How do I find directional derivatives using partial derivatives?

[Arden1528]

I am completely stuck on these. I am supposed to find the directional derv. of 1+2x(y)^(1-2) with point (3,4) and vector (4,-3)

I understand the formula to find this. You have to find the partial derv. of x and y then plug in (3,4) to get a value. Then take the partial derv. of x and multiply it by a, and partial derv. of y multiplied by b.

fx(3,4)a+fy(3,4)b

fx=partial derv of x
fy = partial derv. of y

the answer in the back of the book is 23/10, I get 23/3. So it must be in my partials? any help is very much apperciated.

 

[Hurkyl]

Don't forget that your direction vector is supposed to be a unit vector.

(4, -3) isn't quite a unit vector, so you have to scale it so it is a unit vector before you use it in the problem.


You might want to check the rest of your work again too.

 

[Arden1528]

What can I do to the vector (4,-3) to make it a unit vector?
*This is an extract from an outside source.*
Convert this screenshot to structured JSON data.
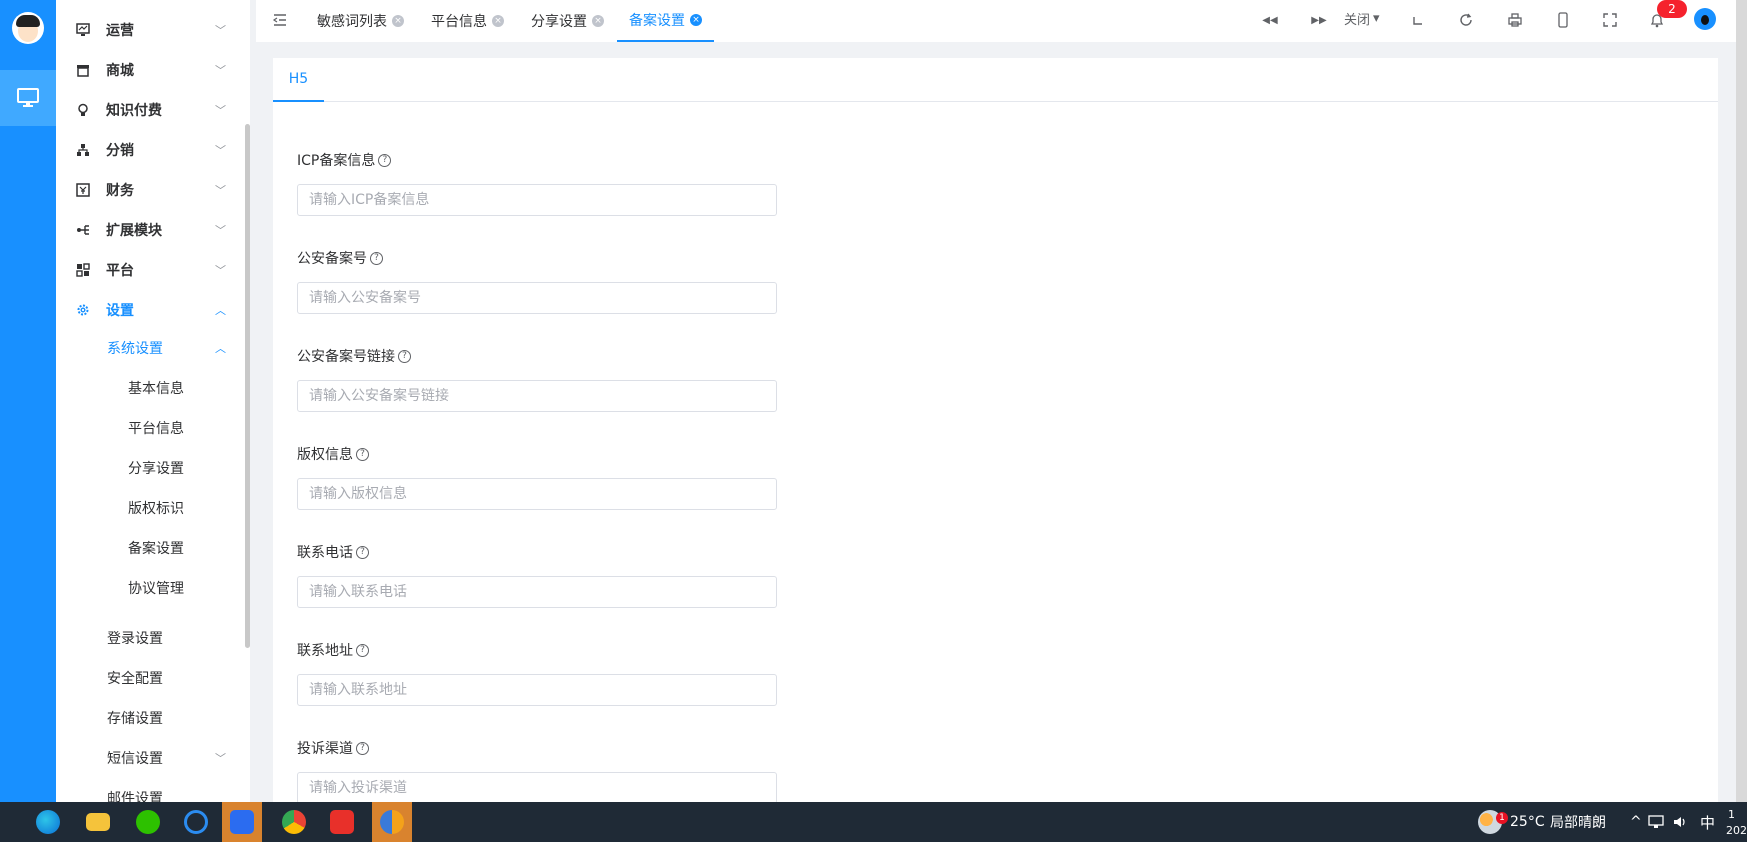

Multiply it till the legnth is 1?

 

[StephenPrivitera]

Originally posted by Arden1528
What can I do to the vector (4,-3) to make it a unit vector? Multiply it till the legnth is 1?

Basically.
You want sqrt(x²+y²)=1 where x and y are the i and j components of the vector.
So
x²+y²=1
Presently you have
x²+y²=25
If you divide each side by 25 then
sqrt((x/5)²+(y/5)²)=1
So if the vector is (4/5,-3/5) then you have a unit vector.

 

[Arden1528]

Thank you so much. If I could buy you a beer and cigar I would. That is all I needed, know it all makes sense. I can not tell you how much I am greatfull. I have that feeling of solving that ever so long math problem, it's great.